XIAP overexpressing inflammatory breast cancer patients have high infiltration of immunosuppressive subsets and increased TNFR1 signaling targetable with Birinapant

ObjectiveTo assess the expression pattern of X-linked inhibitor of apoptosis protein (XIAP), a cellular stress sensor, and delineate the associated changes in the tumor immune microenvironment (TiME) for prognostic value and new therapeutic targets in inflammatory breast cancer (IBC).

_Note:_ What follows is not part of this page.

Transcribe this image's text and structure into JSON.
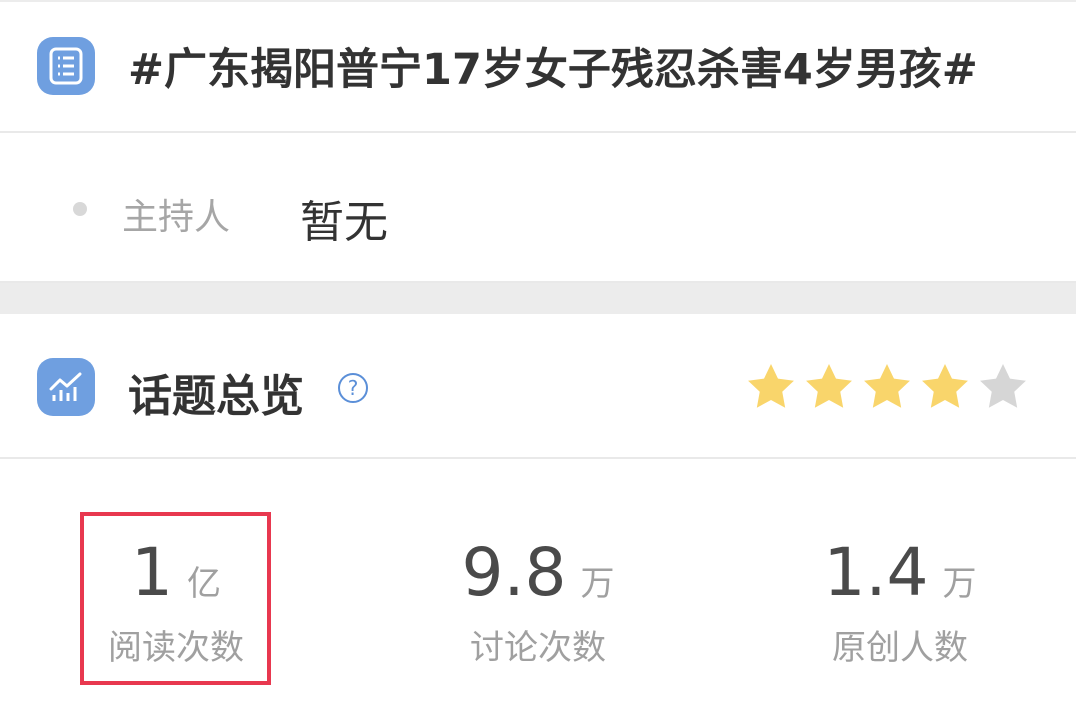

MethodsImmunohistochemistry was conducted to assess the spatial localization of immune subsets, XIAP, and PDL1 expression in IBC and non-inflammatory breast cancer (nIBC) pretreatment tumors (n = 142). Validation and further exploration were performed by gene expression analysis of patient tumors along with signaling studies in a co-culture model. ResultsHigh XIAP in 37/81 IBC patients correlated significantly with high PD-L1, increased infiltration of FOXP3+ Tregs, CD163+ tumor-associated macrophages (TAMs), low CD8/CD163 ratio in both tumor stroma (TS) and invasive margins (IM), and higher CD8+ T cells and CD79α+ B cells in the IM. Gene set enrichment analysis identified cellular stress response- and inflammation-related genes along with tumor necrosis factor receptor 1 (TNFR1) expression in high-XIAP IBC tumors. Induction of TNFR1 and XIAP was observed when patient-derived SUM149 IBC cells were co-cultured with human macrophage-conditioned media simulating TAMs, further demonstrating that the TNF-α signaling pathway is a likely candidate governing TAM-induced XIAP overexpression in IBC cells. Finally, addition of Birinapant, a pan IAP antagonist, induced cell death in the pro-survival cytokine-enriched conditions. ConclusionUsing immunophenotyping and gene expression analysis in patient biospecimens along with in silico modeling and a preclinical model with a pan-IAP antagonist, this study revealed an interplay between increased TAMs, TNF-α signaling, and XIAP activation during (immune) stress in IBC. These data demonstrate the potential of IAP antagonists as immunomodulators for improving IBC therapeutic regimens.